Nell’incontro “nonostante decine di cittadini mobilitati in extremis col passa parola abbiano chiesto pacatamente e democraticamente che la decisione slittasse al nuovo anno per permettere un approfondito esame per trovare soluzioni condivise con un percorso partecipato fino ad oggi negato. Nonostante Ato abbia ancora pochi giorni di vita e sarà soppiantata da un nuovo organismo dal primo gennaio. Nonostante non ci fosse nessun obbligo di legge e nessun vincolo concreto, nè alcun effetto negativo irreparabile causato da un rinvio della decisione di aumento delle tariffe. Nonostante tutti sapessero che la decisione avrebbe provocato un nuovo assetto duraturo nel tempo (5 anni) riguardo alla convenzione col gestore Hera, e che l’accordo oggi preso sarà difficilmente rimesso in discussione col passaggio dall’Ato provinciale a quella regionale. Nonostante la situazione economica recessiva conclamata, mette a rischio tutte le previsioni di consumi fatte in convenzione. Nonostante ci sia stato un referendum che ha chiarito che la tariffa non deve contenere la cosiddetta “remunerazione del capitale”, che invece viene riproposta (in parte sotto la stessa voce, in parte sotto una voce inesistente nell’ordinamento, cioè “oneri finanziari”).
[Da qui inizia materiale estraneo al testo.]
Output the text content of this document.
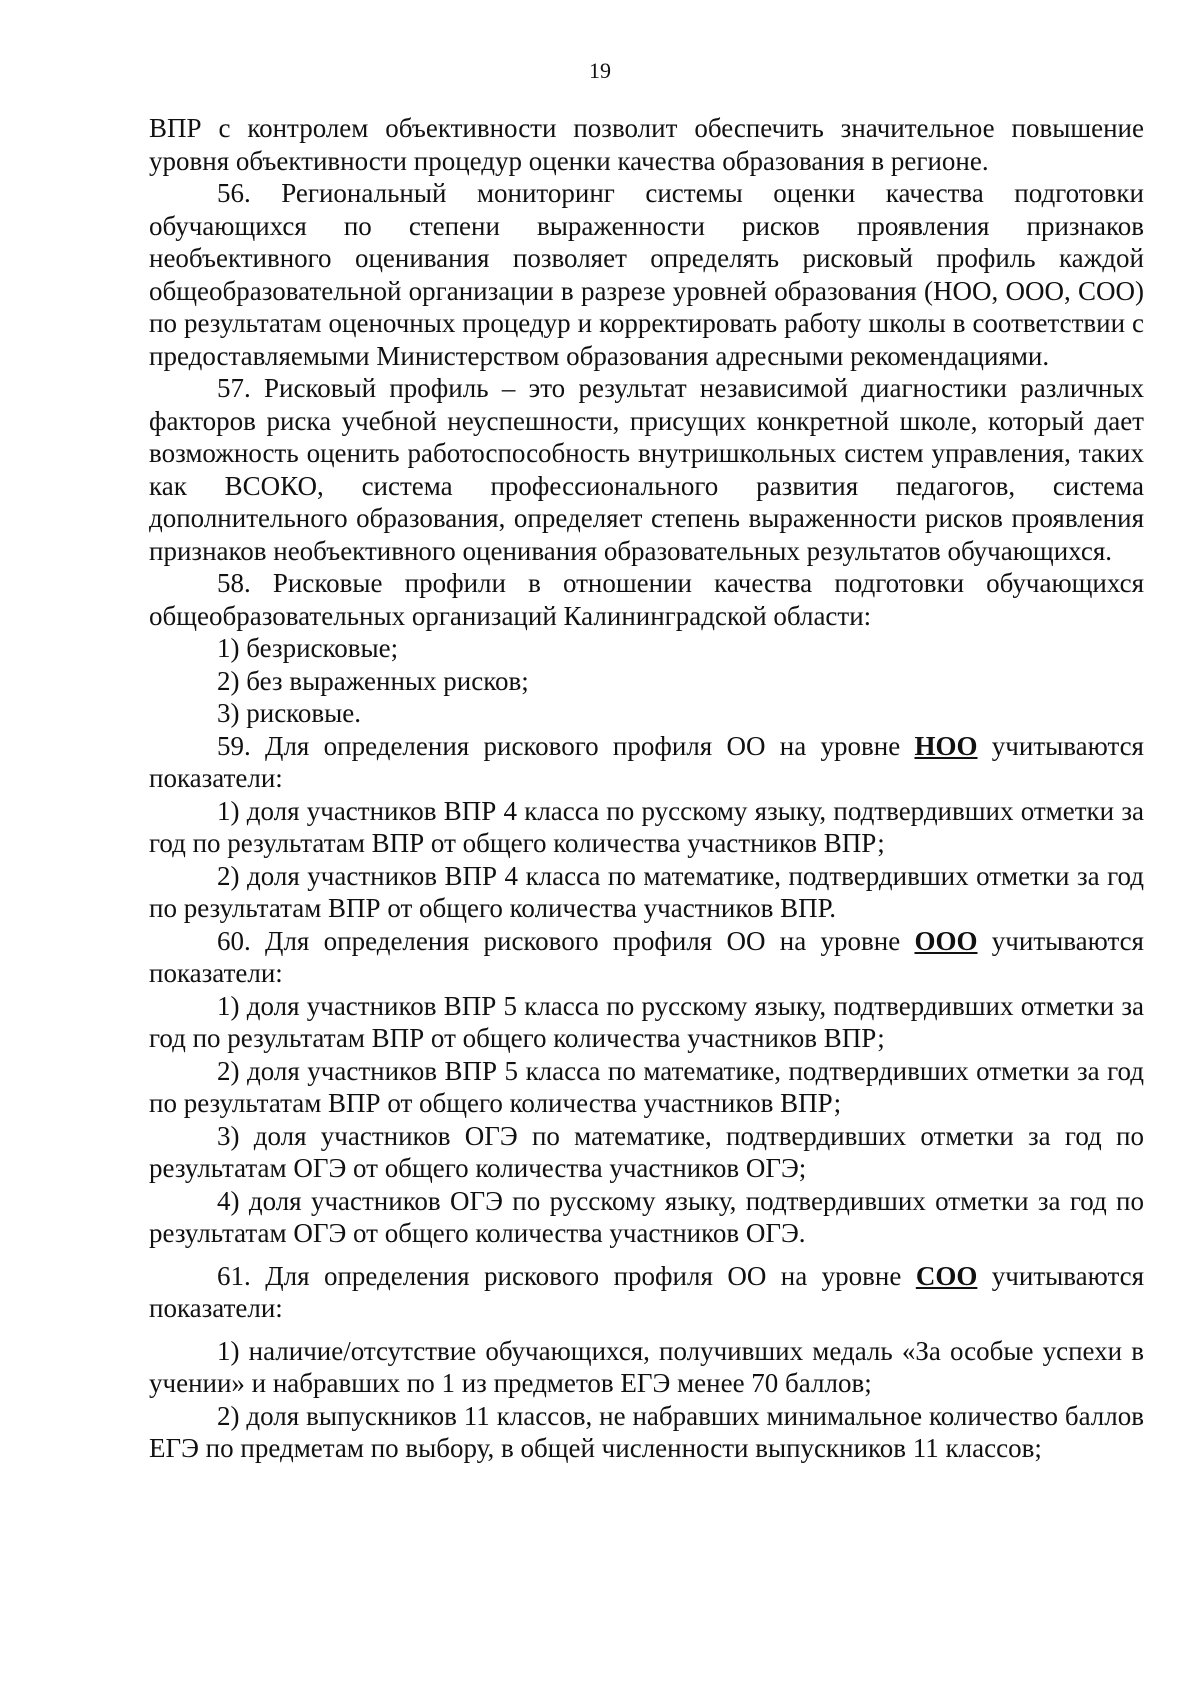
19

ВПР с контролем объективности позволит обеспечить значительное повышение уровня объективности процедур оценки качества образования в регионе.

56. Региональный мониторинг системы оценки качества подготовки обучающихся по степени выраженности рисков проявления признаков необъективного оценивания позволяет определять рисковый профиль каждой общеобразовательной организации в разрезе уровней образования (НОО, ООО, СОО) по результатам оценочных процедур и корректировать работу школы в соответствии с предоставляемыми Министерством образования адресными рекомендациями.

57. Рисковый профиль – это результат независимой диагностики различных факторов риска учебной неуспешности, присущих конкретной школе, который дает возможность оценить работоспособность внутришкольных систем управления, таких как ВСОКО, система профессионального развития педагогов, система дополнительного образования, определяет степень выраженности рисков проявления признаков необъективного оценивания образовательных результатов обучающихся.

58. Рисковые профили в отношении качества подготовки обучающихся общеобразовательных организаций Калининградской области:

1) безрисковые;

2) без выраженных рисков;

3) рисковые.

59. Для определения рискового профиля ОО на уровне НОО учитываются показатели:

1) доля участников ВПР 4 класса по русскому языку, подтвердивших отметки за год по результатам ВПР от общего количества участников ВПР;

2) доля участников ВПР 4 класса по математике, подтвердивших отметки за год по результатам ВПР от общего количества участников ВПР.

60. Для определения рискового профиля ОО на уровне ООО учитываются показатели:

1) доля участников ВПР 5 класса по русскому языку, подтвердивших отметки за год по результатам ВПР от общего количества участников ВПР;

2) доля участников ВПР 5 класса по математике, подтвердивших отметки за год по результатам ВПР от общего количества участников ВПР;

3) доля участников ОГЭ по математике, подтвердивших отметки за год по результатам ОГЭ от общего количества участников ОГЭ;

4) доля участников ОГЭ по русскому языку, подтвердивших отметки за год по результатам ОГЭ от общего количества участников ОГЭ.

61. Для определения рискового профиля ОО на уровне СОО учитываются показатели:

1) наличие/отсутствие обучающихся, получивших медаль «За особые успехи в учении» и набравших по 1 из предметов ЕГЭ менее 70 баллов;

2) доля выпускников 11 классов, не набравших минимальное количество баллов ЕГЭ по предметам по выбору, в общей численности выпускников 11 классов;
Nonostante la copertura dei costi (necessari all’esercizio del servizio) fossero comunque garantiti dagli introiti. Nonostante non sia stata addotta alcuna motivazione sul mancato incontro di questi sei mesi del comitato. Nonostante tutto ciò, la Presidente ha mantenuto la decisione di procedere a dispetto di ogni ragionamento di buon senso”.
Il comitato denuncia anche il comportamento dei sindaci presenti che “non hanno sentito il dovere di esprimere né un dubbio né un’opinione anche minimamente difforme. Quella che è andata in scena è una farsa della democrazia, sindaci e amministratori provinciali e comunali che rispetto alle centinaia di migliaia di persone che hanno votato al referendum nella nostra provincia, hanno deciso provvedimenti  in totale solitudine. Qualcuno ci dica in quanti consigli comunali sono stati discussi questi provvedimenti. Una distanza siderale da migliaia di persone e famiglie che vivono la crisi, gli effetti di manovre economiche pesantissime alle quali si aggiungono anche ingiustificati aumenti dell’acqua. Viene confermato un sistema che fa pagare ai cittadini tariffe salate per pagare rendite, profitti, dividendi ecc. e non  per il ciclo idrico e le sue necessità”.
Infine il comitato annuncia iniziative per il futuro: “Diciamo basta alla logica della sovrastima del consumo, per cui se si consuma meno acqua bisogna pagarla di più. E’ esattamente il contrario di quello che dobbiamo fare. A gennaio saranno direttamente tutti i cittadini a farsi sentire con la campagna di obbedienza civile, nella quale ogni utente chiederà conto ad Ato ed al gestore dell’illegale applicazione tariffaria che è stata decisa”.